Mit aller Kraft bäumte sie sich auf und erreichte nur, dass ihr das Narbengesicht, der inzwischen neben ihr aufgetaucht war, ihr einige Male kräftig ins Gesicht und die Seite trat. Warmes Blut rann über ihre Schläfe und durch ihren Mund wie die Pein durch ihren Körper. Sie spuckte es aus.
"Eines Tages werden wir allein sein!", fauchte sie in das grinsende Gesicht über ihr. Der Mann zuckte die Achseln.

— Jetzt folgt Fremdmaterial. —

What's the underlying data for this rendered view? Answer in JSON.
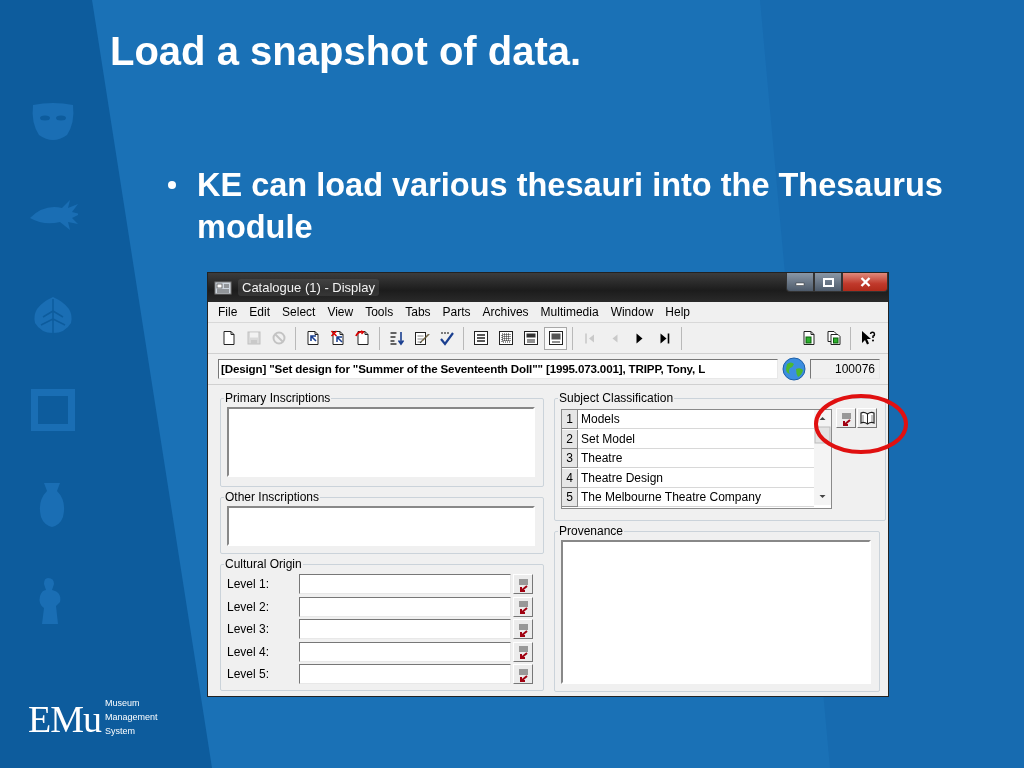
{
  "slide": {
    "title": "Load a snapshot of data.",
    "bullets": [
      "KE can load various thesauri into the Thesaurus module"
    ],
    "logo": {
      "wordmark": "EMu",
      "tagline": [
        "Museum",
        "Management",
        "System"
      ]
    }
  },
  "window": {
    "title": "Catalogue (1) - Display"
  },
  "menu": [
    {
      "label": "File"
    },
    {
      "label": "Edit"
    },
    {
      "label": "Select"
    },
    {
      "label": "View"
    },
    {
      "label": "Tools"
    },
    {
      "label": "Tabs"
    },
    {
      "label": "Parts"
    },
    {
      "label": "Archives"
    },
    {
      "label": "Multimedia"
    },
    {
      "label": "Window"
    },
    {
      "label": "Help"
    }
  ],
  "toolbar": {
    "left": [
      [
        {
          "kind": "new",
          "disabled": false
        },
        {
          "kind": "save",
          "disabled": true
        },
        {
          "kind": "cancel",
          "disabled": true
        }
      ],
      [
        {
          "kind": "open",
          "disabled": false
        },
        {
          "kind": "remove",
          "disabled": false
        },
        {
          "kind": "discard",
          "disabled": false
        }
      ],
      [
        {
          "kind": "sort",
          "disabled": false
        },
        {
          "kind": "edit",
          "disabled": false
        },
        {
          "kind": "spell",
          "disabled": false
        }
      ],
      [
        {
          "kind": "details",
          "selected": false
        },
        {
          "kind": "grid",
          "selected": false
        },
        {
          "kind": "form",
          "selected": false
        },
        {
          "kind": "image",
          "selected": true
        }
      ],
      [
        {
          "kind": "first",
          "disabled": true
        },
        {
          "kind": "prev",
          "disabled": true
        },
        {
          "kind": "next",
          "disabled": false
        },
        {
          "kind": "last",
          "disabled": false
        }
      ]
    ],
    "right": [
      [
        {
          "kind": "copy",
          "disabled": false
        },
        {
          "kind": "paste",
          "disabled": false
        }
      ],
      [
        {
          "kind": "help",
          "disabled": false
        }
      ]
    ]
  },
  "record": {
    "summary": "[Design] \"Set design for \"Summer of the Seventeenth Doll\"\" [1995.073.001], TRIPP, Tony, L",
    "irn": "100076"
  },
  "primary_inscriptions": {
    "label": "Primary Inscriptions"
  },
  "other_inscriptions": {
    "label": "Other Inscriptions"
  },
  "cultural_origin": {
    "label": "Cultural Origin",
    "levels": [
      {
        "label": "Level 1:"
      },
      {
        "label": "Level 2:"
      },
      {
        "label": "Level 3:"
      },
      {
        "label": "Level 4:"
      },
      {
        "label": "Level 5:"
      }
    ]
  },
  "subject_classification": {
    "label": "Subject Classification",
    "rows": [
      {
        "number": "1",
        "term": "Models"
      },
      {
        "number": "2",
        "term": "Set Model"
      },
      {
        "number": "3",
        "term": "Theatre"
      },
      {
        "number": "4",
        "term": "Theatre Design"
      },
      {
        "number": "5",
        "term": "The Melbourne Theatre Company"
      }
    ]
  },
  "provenance": {
    "label": "Provenance"
  }
}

"Sieht nicht gut für Dich aus, Missgeburt. Hättest nicht noch mal zurückkommen sollen, nachdem wir Dir den Teufel so schön ausgetrieben haben." Die Bierflasche in seiner Hand zerbarst an einer Tischkante und der zersplitterte Stiel bewegte sich auf ihr Gesicht zu. Kate schluckte und war dankbar, dass ein weiterer Tritt gegen ihren Kopf ihre Welt ins Schwanken brachte. Dennoch hörte sie noch seine letzten Worte. "Waren wohl nicht gründlich genug."
***
Logan zögerte nicht, als er hinter Scott in den Raum platze. Die Situation war nicht mitzuverstehen und rechtfertigte jedes Mittel. Seine Adamantiumklauen fuhren hervor und suchten sich den blutigen Weg über diverse Körper, deren Gesichter er nicht einmal wahrnahm.
Ein glühender Strahl zischte durch den Raum und zerschmolz die Flasche, die Kate gefährlich nahe gekommen war, zu einem Klumpen heißen Glases. Der Mann, der sie gehalten hatte, sprang mit einem gotteslästerlichen Fluch zurück und starrte die Neuankömmlinge fassungslos an. Seine Kumpane erholten sich schnell von ihrem Schrecken und ließen Kate los, um sich auf Scott und Logan zu stürzen.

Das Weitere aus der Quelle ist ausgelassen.